Une majorité des présents a bien aimé ce livre, sans pour
autant que ce soit un chef d’œuvre, loin s’en faut. C’est
l’Histoire avec un grand H vue à travers la petite, à savoir
celle de cette Theresia Cabarrus, envoyée à Paris à l’âge
de 15 ans par son père banquier du roi d’Espagne pour parfaire son éducation
et trouver un mari dans l’aristocratie, qui se retrouve vite dans la tourmente
révolutionnaire. En fait de maris, c’est cinq qu’aura cette
aventurière, le plus connu étant ce Tallien célèbre
pour avoir fait tomber Robespierre et mis fin à la Terreur. Theresia est
une opportuniste très contente d’elle-même, frivole et extravagante
qui aime bien se mettre en avant et faire étalage de sa beauté et
de ses conquêtes, même si elle est instrumentalisée par ses
amants et maris. Finalement elle ne nous est pas apparue comme très sympathique
malgré son surnom de Notre Dame du Bon Secours, mais là n’était
peut- être pas le but de l’auteur. C’est donc la Révolution
vue résolument par le petit bout de la lorgnette, côté privilégiés,
entendez aristocrates : fêtes, fastes et débauches, cynisme et tromperies,
avec quelques rares incursions dans le quotidien du peuple (servante, compagnes
d’infortune en prison…).
La plupart ont trouvé le début plus intéressant que la suite,
bien enlevé, avec la socialisation de Theresia, le ruban rouge autour
du cou synonyme de passage à la guillotine, mais cela devient vite long,
trop long voire répétitif pour certains, avec une fin sans intérêt
réel. L’auteur donne une vision très complaisante de cette
période avec les descriptions ad nauseam des têtes qui tombent sous
le couperet de la guillotine (cf la princesse de Lamballe). Sans parler du parti
pris de voyeurisme sur de nombreux détails, qui a rendu la lecture malaisée à plusieurs
d’entre nous. Roman à l’eau de rose, roman de gare où la
beauté de la femme transforme l’homme rustre et violent en agneau
timide, midinette digne des héroïnes de la série Harlequin
: tous qualificatifs évoqués par deux lectrices…
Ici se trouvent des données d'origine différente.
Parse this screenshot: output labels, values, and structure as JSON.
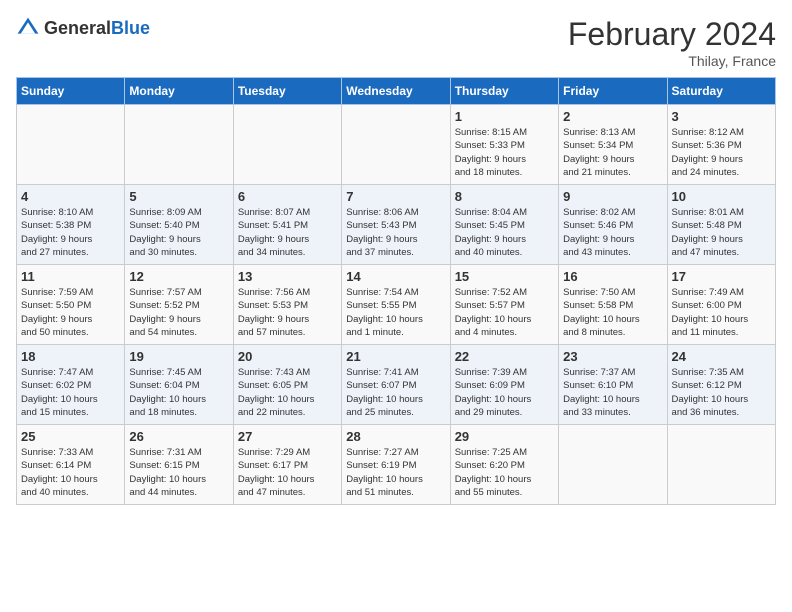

Aborder de cette façon légère et pédagogique la Révolution
française a paru intéressant à la plupart d’entre
nous, pour qui apprendre - ou réapprendre - des épisodes oubliés
permet de se replonger plaisamment dans l’atmosphère de l’époque,
exemple le Directoire avec les « Incoyables » et les « Meveilleuses » ;
l’approche imagée avec les descriptions de vêtements, les
soirées, les dialogues enlevés, permet d’imaginer le film
qui pourrait être tiré de ce livre (l’auteur a d’ailleurs écrit
pour le cinéma et la télévision). L’entrée
en résonnance avec le présent a été souligné par
certains, les guerres de pouvoir étant intemporelles. D’autres par
contre ont trouvé caricaturale et simpliste la description de cette période
complexe, trop complexe, aucun débat d’idées pour comprendre
les enjeux entre Girondins, Jacobins, Montagnards etc… Galerie de portraits
trop souvent ébauchés, traits moraux seuls qualifiant les hommes
politiques. Une discussion s’engage sur le fait de savoir si c’est
l’histoire de la Révolution qui nous est donnée à voir
ou plutôt celle de Madame Tallien.
L’auteur a pris un risque en campant des personnages connus et en les faisant
dialoguer. On se demande si c’est vrai ou non, et certains ont eu la curiosité d’aller
plus loin, par exemple Tallien était bien tel qu’il apparait ici,
ayant ordonné des massacres à Bordeaux puis à Quiberon dans
le but de se faire bien voir de Robespierre à Paris. On sent que Carmen
Posadas a beaucoup lu et pas seulement de l’histoire, elle fait d’ailleurs
référence à certaines de ses sources en fin d’ouvrage: « Un
conte de deux villes » de Dickens, le magnifique « Fouché » de
Stefan Zweig, « Vieilles maisons, vieux papiers » de Gaston Lenôtre.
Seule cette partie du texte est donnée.